Kurumlu kafa aşağı indi yukarı çıktı.
— “Beni, öncenin-sonranın, devimin-yapının, nesnelerin; önünün-arkasının, üstünün-altının, içinin-dışının, yüzeyinin ve dibinin olmadığı bir yere gönderebilir misin, tüm bunlardan kurtarıp?”
Suskunluk oldu.
— “Neden konuşmuyorsun, oysa bunun formülü var bende.”
— “Neymiş o?”
— “Hades’ten taharet!”
Hades’ten bir yıldırım geldi, ayaklarının dibine. Yuvarlandı, kalktı üzerini çırptı.
— “Kıpkırmızı oldun neden? Öfkeyle şişen yüzün, evren gibi genişliyor!”
Hades’in yüzünde tanrılık zeka belirdi. Bitişik dudaklarının bir ucu yukarı doğru esnedi.
— “Ben dahil tüm şeyler var olmak zorundayız, zorunlunluğun adıdır varlık. Bizler ki zorunluluğa oluşuz.”

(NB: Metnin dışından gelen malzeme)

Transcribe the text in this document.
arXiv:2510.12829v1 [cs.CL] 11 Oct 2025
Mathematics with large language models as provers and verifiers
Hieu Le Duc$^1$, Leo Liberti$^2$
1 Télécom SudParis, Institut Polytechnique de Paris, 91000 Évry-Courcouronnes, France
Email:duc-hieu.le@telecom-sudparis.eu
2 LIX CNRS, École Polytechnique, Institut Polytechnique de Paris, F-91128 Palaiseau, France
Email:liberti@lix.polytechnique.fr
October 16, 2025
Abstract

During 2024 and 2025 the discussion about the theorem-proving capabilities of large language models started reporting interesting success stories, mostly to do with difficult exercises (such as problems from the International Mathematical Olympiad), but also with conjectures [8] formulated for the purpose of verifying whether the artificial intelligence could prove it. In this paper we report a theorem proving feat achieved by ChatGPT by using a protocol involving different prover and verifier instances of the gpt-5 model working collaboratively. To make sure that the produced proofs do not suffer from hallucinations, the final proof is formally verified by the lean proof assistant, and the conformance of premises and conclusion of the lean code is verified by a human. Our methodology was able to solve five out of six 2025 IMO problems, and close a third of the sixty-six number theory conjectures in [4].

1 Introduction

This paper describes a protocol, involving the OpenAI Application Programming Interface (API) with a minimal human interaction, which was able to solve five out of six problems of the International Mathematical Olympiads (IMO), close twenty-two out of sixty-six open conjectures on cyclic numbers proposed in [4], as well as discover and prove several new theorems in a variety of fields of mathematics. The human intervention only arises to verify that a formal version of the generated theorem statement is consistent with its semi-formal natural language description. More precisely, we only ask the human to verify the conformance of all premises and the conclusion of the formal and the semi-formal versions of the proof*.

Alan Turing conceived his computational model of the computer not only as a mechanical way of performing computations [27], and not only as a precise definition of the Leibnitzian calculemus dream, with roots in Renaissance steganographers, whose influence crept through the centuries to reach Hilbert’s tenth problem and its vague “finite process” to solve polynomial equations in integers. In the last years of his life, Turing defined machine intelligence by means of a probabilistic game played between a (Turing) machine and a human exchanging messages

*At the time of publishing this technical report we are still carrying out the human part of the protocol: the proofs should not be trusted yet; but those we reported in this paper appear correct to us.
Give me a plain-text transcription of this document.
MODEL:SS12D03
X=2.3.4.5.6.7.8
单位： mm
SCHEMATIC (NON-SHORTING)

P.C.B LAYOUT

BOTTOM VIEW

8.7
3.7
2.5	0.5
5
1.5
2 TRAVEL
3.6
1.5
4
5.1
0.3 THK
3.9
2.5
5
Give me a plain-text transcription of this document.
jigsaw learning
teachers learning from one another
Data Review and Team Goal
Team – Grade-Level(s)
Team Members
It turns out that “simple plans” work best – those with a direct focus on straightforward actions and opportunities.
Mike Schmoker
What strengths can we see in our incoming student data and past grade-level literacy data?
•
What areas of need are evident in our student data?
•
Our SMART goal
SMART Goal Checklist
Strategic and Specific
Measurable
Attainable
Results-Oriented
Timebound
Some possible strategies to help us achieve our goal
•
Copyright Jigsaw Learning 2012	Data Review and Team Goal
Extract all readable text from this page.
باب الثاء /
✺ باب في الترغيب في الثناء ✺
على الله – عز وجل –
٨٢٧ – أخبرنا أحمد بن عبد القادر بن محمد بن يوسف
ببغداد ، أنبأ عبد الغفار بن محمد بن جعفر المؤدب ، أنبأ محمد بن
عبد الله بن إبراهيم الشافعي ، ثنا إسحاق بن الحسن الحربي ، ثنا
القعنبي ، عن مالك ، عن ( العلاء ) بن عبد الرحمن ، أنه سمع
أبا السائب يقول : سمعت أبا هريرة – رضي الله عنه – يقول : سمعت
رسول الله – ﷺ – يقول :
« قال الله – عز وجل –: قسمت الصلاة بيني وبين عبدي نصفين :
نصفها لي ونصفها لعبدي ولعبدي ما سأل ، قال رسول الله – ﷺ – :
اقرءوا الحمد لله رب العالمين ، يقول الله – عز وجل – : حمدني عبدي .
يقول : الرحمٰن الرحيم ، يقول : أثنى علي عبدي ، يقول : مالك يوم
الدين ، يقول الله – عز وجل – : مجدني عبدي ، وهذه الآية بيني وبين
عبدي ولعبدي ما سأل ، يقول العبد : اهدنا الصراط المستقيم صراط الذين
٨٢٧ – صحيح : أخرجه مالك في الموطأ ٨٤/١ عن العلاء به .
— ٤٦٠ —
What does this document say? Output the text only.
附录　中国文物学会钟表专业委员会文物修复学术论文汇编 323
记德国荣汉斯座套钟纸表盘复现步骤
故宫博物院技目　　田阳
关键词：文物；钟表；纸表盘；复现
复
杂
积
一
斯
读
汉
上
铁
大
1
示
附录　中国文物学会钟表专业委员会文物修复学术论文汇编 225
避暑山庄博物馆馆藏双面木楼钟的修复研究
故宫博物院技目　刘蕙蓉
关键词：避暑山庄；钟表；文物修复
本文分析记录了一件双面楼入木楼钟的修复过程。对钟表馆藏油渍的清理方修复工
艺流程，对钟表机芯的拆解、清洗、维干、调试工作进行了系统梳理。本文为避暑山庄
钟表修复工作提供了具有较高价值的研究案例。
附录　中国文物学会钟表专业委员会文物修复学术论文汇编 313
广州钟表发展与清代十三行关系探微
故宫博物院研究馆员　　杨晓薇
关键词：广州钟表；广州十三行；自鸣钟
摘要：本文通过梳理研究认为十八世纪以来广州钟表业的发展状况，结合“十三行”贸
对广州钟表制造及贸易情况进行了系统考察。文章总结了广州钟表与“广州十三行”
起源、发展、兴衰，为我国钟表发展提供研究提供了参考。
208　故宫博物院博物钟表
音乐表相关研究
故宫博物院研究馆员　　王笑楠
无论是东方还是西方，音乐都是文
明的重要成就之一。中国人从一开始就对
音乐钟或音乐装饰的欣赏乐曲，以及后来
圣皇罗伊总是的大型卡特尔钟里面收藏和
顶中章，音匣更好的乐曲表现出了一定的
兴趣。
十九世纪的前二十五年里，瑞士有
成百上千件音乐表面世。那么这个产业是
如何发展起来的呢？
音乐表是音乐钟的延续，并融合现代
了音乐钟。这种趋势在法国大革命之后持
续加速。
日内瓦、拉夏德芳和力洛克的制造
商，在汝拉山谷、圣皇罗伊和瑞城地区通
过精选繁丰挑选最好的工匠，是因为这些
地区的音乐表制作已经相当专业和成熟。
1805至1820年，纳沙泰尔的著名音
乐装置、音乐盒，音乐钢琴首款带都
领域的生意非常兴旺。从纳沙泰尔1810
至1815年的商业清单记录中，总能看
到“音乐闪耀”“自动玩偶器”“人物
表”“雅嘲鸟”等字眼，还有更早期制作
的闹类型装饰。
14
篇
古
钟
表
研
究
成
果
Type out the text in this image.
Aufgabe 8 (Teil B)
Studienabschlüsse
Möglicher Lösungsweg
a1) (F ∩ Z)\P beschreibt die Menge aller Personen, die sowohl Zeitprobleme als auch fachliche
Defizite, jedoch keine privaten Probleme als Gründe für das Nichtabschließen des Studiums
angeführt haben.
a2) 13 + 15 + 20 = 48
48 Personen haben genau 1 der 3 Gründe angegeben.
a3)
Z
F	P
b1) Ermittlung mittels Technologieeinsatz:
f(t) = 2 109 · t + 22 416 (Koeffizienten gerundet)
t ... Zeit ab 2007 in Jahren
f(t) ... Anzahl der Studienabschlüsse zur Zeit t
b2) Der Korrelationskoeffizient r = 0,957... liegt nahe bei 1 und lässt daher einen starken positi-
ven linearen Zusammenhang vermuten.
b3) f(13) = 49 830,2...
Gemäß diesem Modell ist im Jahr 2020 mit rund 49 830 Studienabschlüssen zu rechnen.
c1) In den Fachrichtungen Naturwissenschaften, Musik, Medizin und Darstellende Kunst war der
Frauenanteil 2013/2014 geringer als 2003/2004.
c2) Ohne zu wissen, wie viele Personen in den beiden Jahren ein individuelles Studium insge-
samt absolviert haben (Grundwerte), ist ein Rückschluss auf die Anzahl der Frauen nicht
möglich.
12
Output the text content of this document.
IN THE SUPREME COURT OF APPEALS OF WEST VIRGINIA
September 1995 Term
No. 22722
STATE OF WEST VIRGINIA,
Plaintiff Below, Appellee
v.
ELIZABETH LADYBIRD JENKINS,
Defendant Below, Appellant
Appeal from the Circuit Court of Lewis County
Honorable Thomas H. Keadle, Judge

— “Ah Yokluk, sen ne ulu bir davasın, ne güzel Leyla’sın şu aşığa. Yokluk, sen ki başsızlığı ve sonrasızlığı gerileyensin. Saltığı söndürensin, sen Hades’in de ötesinde olansın.
Hades sense arkana bakamazsın, korkarsın. İşte bundandır bize bakmaklığın. Zira arkanda yokluk önünde varlık: biz. Biziz var olmanın tanıtı ve duyumu. Ve biziz korktuğun yokluğun karanlığında yaktığın ışık.